The longitudinal design, large sample size, assessment of bivariate associations, and inclusion of potentially confounding variables can be considered strengths of the current study.

The present study also has some limitations. Depressive symptoms were measured using a self-report scale rather than clinical measures. The CES-D does not take into account the diagnosis, history, and treatment of depression. A structured clinical interview for depression would provide more information for the diagnosis of depression, which unfortunately was not available in ELSA. Oral health status was also assessed using a self-report scale, which may introduce reporting bias. ELSA is designed as a nationally representative sample, but the majority of participants in the current study were caucasian, which affects generalizability to other ethnic groups. ELSA also includes the UK population, which may not be generalizable to adults in other countries.

Attrition is always a problem in large older cohorts such as ELSA. It is possible that participants with depression are more likely to drop out of the study, which could lead to an underestimation of underlying associations. In addition, as with all observational studies, there may be unmeasured or unknown predictors. The large time intervals between waves with available data on oral health and depressive symptoms can also be seen as a limitation.

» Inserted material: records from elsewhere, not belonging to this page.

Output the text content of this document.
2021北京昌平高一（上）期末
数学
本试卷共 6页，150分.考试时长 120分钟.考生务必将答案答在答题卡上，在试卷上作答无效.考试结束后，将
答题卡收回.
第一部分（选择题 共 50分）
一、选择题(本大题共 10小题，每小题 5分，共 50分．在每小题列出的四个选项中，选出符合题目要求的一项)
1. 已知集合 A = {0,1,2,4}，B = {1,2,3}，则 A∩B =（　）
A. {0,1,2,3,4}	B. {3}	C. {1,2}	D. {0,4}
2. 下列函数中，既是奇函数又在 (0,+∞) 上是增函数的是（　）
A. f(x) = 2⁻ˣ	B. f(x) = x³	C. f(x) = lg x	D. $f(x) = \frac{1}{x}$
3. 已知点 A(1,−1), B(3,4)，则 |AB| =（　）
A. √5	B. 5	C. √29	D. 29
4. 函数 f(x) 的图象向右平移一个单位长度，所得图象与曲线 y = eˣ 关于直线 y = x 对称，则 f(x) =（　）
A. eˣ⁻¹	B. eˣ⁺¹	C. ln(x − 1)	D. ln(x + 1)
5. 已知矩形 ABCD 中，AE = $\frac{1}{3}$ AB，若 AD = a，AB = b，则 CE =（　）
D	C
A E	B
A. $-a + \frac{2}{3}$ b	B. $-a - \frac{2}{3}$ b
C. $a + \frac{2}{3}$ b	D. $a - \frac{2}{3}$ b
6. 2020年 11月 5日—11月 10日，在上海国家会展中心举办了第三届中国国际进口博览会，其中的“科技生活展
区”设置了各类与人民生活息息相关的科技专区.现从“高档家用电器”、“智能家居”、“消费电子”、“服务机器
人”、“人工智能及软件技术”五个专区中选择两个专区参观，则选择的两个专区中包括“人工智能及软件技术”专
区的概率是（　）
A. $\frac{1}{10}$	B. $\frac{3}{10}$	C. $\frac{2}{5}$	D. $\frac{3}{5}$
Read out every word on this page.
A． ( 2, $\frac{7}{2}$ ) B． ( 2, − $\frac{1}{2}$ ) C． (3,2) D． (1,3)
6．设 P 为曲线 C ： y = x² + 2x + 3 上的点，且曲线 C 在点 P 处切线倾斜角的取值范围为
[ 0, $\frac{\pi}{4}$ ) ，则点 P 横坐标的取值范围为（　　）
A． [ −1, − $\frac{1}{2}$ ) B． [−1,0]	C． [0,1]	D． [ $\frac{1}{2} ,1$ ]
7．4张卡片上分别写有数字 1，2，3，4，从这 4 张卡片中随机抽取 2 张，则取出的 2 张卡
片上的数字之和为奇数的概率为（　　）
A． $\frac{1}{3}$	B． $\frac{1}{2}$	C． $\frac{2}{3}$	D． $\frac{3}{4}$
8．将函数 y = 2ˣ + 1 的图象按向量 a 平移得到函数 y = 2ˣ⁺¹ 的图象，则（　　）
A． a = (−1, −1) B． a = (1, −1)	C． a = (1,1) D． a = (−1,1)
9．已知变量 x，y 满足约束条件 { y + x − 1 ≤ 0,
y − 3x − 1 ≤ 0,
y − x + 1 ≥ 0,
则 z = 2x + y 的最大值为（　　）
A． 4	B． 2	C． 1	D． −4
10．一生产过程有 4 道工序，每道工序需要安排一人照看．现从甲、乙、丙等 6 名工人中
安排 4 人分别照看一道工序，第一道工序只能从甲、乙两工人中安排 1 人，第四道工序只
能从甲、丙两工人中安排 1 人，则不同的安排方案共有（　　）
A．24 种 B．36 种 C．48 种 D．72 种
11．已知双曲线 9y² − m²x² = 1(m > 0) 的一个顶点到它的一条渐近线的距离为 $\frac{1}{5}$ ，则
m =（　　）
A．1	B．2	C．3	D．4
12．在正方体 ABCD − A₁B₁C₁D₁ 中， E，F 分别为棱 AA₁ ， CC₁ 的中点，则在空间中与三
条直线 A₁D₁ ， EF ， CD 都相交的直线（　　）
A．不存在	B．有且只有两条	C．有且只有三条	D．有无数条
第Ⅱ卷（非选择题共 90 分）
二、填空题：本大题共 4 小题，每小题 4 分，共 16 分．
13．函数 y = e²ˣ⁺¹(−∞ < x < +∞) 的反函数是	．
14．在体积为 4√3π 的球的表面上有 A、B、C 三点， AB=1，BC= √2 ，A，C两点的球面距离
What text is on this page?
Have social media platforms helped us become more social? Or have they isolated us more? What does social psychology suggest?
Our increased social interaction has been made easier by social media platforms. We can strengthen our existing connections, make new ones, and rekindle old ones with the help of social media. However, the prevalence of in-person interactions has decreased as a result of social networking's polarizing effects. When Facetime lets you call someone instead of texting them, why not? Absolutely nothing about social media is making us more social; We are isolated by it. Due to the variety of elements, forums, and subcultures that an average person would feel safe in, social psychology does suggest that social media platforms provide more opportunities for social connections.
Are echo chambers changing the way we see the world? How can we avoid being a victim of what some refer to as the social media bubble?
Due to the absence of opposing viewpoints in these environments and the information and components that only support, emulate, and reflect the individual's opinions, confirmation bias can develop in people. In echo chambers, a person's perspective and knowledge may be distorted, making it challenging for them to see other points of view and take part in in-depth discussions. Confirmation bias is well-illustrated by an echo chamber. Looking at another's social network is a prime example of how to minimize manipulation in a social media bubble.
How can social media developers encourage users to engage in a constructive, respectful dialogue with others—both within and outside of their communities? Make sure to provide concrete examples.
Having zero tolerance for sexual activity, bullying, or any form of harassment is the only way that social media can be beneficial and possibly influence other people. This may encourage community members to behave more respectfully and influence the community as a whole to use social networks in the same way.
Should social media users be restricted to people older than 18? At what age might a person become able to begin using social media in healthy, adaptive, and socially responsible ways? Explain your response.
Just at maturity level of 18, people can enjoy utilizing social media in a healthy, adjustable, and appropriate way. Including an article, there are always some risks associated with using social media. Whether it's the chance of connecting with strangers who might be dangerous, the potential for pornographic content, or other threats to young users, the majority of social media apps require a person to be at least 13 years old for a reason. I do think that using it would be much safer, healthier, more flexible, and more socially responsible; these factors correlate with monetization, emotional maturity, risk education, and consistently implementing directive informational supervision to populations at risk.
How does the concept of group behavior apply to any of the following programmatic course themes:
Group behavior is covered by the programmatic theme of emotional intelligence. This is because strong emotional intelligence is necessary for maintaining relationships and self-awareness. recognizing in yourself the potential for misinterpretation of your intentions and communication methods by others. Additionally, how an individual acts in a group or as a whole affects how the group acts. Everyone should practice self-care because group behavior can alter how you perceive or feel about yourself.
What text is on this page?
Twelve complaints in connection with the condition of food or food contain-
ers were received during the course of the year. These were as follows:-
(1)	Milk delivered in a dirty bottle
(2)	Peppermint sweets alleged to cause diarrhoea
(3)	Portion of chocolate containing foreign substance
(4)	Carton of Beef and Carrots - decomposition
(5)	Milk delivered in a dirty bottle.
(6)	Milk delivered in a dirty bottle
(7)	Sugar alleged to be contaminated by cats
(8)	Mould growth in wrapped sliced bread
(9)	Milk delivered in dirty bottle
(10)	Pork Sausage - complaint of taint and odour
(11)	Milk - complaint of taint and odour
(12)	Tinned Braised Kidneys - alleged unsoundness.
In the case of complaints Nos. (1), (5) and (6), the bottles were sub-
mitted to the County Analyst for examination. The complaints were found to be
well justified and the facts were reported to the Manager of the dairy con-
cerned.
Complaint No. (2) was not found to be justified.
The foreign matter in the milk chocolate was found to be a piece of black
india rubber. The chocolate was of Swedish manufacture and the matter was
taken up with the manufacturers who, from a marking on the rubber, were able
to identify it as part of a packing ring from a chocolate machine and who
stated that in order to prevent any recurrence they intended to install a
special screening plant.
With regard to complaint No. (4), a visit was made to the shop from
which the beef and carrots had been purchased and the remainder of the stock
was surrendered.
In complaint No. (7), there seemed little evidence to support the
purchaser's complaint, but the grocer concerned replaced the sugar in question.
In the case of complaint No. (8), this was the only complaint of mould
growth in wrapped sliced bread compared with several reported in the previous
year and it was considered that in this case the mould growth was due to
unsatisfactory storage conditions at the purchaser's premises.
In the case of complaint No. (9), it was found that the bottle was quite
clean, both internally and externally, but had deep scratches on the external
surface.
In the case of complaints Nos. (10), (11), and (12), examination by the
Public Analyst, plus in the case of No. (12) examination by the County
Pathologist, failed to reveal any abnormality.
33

The implications of the link between oral health and depression are important for both patients and health care providers. It is important that patients understand the importance of good oral health to promote overall well-being and prevent depression. This includes regular dental checkups, proper brushing and flossing techniques, and healthy lifestyle choices such as abstaining from tobacco and limiting alcohol consumption.

Conclusions

A healthcare provider’s ability to recognize the bidirectional relationship between oral health and depression and to address both aspects of a patient's health in a holistic and integrated manner is crucial. By recognizing the bidirectional relationship between these two aspects of health, we can work to improve overall well-being and reduce the burden of depression on individuals and society as a whole.